There were other 2022 world leads in the men’s triple jump, where Greece’s Andreas Pantazis won with 16.79m, and the women's 1500 metres, in which Ethiopia's Axumawit Embaye clocked 4:02.12.

Jamaica’s 2015 world 100m hurdles champion Danielle Williams won the 60m hurdles on a photo finish - by a margin of 0.001sec - as she and France’s rising talent Cyréna Samba-Mayela clocked personal bests of 7.84.

Britain’s Elliot Giles, who last year became the second-fastest man ever indoors over 800 metres, clocking 1min 43.63sec, ran a controlled race to win in 1:46.78, although he needed to lean to beat Sweden’s Andreas Kramer, who clocked 1:46.83.

Uganda’s Halimah Nakaayi, women’s world 800m champion, marked her first indoor appearance since setting a personal best of 2:01.96sec at Lievin in 2020 with victory in 2:02.81.

Berihu Aregawi lived up to his billing as men's 3,000m favourite ©Getty Images
Berihu Aregawi lived up to his billing as men's 3,000m favourite ©Getty Images

Duplantis’s Swedish compatriot Thobias Montler led through to the final round in the men’s long jump with an effort of 8.00 metres and extended that to a winning effort of 8.02m as one of the three leading jumpers enabled to make a sixth and final attempt.

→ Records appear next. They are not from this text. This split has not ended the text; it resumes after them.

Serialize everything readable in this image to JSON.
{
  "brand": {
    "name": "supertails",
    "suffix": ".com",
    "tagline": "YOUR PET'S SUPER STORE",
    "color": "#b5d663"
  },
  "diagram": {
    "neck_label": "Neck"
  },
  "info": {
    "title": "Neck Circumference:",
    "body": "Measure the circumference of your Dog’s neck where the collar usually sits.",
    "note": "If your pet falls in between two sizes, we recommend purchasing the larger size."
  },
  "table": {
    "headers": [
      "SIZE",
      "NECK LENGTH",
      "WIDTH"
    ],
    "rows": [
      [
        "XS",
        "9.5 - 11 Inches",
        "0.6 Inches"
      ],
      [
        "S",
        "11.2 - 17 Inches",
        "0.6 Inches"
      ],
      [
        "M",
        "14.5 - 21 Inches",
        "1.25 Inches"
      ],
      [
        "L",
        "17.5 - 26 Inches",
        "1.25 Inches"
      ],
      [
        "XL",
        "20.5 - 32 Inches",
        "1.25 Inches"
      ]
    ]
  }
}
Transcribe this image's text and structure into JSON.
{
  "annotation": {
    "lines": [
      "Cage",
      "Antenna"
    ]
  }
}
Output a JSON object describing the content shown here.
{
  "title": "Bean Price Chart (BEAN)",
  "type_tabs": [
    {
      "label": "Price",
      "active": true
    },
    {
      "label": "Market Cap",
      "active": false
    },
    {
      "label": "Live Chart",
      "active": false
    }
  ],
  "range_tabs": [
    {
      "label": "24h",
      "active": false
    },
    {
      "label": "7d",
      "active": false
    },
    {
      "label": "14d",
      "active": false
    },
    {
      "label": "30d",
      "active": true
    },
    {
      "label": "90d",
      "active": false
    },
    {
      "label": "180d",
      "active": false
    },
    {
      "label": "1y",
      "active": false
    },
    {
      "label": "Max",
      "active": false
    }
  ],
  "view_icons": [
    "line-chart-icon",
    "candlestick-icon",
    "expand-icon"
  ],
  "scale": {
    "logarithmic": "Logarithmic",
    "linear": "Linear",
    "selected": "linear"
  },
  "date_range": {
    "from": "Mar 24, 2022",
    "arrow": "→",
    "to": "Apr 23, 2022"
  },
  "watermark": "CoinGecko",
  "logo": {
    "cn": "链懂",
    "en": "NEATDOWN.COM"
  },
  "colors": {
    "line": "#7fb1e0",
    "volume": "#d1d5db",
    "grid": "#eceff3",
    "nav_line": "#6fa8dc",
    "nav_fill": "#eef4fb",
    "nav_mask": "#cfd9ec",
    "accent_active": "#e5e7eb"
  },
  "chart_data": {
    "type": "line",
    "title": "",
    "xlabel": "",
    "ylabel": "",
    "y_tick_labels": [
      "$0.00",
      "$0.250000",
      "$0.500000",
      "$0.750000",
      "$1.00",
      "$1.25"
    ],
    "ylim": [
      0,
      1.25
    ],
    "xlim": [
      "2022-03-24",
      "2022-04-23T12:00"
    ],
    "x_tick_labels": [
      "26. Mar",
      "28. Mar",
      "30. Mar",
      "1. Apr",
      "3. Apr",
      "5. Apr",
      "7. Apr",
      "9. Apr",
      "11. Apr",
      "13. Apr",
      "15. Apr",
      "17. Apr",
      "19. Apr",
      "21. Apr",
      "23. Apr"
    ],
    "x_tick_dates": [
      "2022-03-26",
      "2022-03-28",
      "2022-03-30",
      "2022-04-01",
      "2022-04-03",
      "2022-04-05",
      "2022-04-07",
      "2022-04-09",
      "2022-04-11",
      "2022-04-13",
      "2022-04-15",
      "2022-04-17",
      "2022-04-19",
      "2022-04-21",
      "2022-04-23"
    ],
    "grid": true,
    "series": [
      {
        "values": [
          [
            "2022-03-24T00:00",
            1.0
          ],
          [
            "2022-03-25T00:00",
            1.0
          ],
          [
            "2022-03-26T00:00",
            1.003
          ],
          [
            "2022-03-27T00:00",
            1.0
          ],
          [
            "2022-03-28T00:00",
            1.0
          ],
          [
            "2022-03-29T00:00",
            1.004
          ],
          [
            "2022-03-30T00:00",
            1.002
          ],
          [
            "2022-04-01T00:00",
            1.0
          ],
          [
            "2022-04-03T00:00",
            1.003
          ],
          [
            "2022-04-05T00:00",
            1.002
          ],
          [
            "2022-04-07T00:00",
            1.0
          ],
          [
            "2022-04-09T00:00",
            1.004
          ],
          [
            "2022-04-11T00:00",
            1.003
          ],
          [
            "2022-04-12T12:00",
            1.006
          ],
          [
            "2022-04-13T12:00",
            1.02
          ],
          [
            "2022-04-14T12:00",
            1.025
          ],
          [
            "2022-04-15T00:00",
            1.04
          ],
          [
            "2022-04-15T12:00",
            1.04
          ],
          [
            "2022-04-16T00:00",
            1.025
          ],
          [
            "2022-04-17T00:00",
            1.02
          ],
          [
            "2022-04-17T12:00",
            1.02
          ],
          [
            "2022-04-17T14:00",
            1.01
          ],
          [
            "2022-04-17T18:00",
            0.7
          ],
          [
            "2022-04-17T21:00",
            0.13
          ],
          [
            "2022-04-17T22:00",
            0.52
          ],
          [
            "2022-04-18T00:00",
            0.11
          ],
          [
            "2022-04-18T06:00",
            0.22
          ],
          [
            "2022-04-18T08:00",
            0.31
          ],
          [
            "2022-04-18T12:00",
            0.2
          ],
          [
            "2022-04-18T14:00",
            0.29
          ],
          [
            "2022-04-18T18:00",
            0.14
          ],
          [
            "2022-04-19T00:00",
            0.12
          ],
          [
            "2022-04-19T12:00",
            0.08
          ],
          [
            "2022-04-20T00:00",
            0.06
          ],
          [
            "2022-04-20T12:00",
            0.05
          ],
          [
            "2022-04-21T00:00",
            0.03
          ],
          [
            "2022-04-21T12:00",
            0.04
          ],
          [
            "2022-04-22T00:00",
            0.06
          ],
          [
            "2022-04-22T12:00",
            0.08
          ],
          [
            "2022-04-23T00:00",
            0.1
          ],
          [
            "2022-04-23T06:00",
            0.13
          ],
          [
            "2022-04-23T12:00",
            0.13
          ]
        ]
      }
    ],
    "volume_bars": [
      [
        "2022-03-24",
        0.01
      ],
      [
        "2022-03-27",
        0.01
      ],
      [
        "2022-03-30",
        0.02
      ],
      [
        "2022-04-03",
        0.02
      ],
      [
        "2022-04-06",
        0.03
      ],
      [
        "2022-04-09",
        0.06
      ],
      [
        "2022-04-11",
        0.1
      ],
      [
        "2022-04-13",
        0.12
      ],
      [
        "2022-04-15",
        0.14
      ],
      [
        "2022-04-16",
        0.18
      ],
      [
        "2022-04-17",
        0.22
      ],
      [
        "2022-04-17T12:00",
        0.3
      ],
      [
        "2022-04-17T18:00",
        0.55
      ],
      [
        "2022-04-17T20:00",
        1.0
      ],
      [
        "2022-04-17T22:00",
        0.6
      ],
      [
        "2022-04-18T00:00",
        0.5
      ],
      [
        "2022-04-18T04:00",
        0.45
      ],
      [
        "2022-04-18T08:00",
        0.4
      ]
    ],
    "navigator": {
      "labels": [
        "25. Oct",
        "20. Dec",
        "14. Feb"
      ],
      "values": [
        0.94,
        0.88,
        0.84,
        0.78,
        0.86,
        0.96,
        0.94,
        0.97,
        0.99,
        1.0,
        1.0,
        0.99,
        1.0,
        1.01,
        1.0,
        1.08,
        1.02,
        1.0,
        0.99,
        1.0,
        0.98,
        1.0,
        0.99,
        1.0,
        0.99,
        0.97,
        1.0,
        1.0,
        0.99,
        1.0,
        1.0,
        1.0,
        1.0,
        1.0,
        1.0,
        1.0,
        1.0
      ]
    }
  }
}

The new ruling for this event means that the best effort in the whole competition wins, even if it is not achieved in the final round, but in this case the showcasing effect for the majority-masked crowd of around 1,000 in the Messehalle worked out.

France’s world junior champion Erwan Konate finished second after improving his indoor personal best from 7.37 to 7.98m.

The first of two women’s 400 metres finals was won in a 2022 world lead and personal best of 51.92sec by Poland’s Anna Kiełbasińska ahead of Ireland’s Phil Healy, who clocked 51.97.

New York - for which heavy snowfall is predicted tomorrow - will welcome three home Olympic champions at the world's oldest established indoor meeting.

Among those athletes due to feature at the Armory Track in Manhattan are Athing Mu, Ryan Crouser and Katie Nageotte, respective Olympic champions in the women’s 800m, men’s shot put and women’s pole vault.

But it is the men's 60m - with the return of Coleman - that will be studied most closely.

The third of the Gold meetings tour will take place across New York on Staten Island on February 6 in the form of the New Balance Indoor Grand Prix, before the caravan returns to Europe.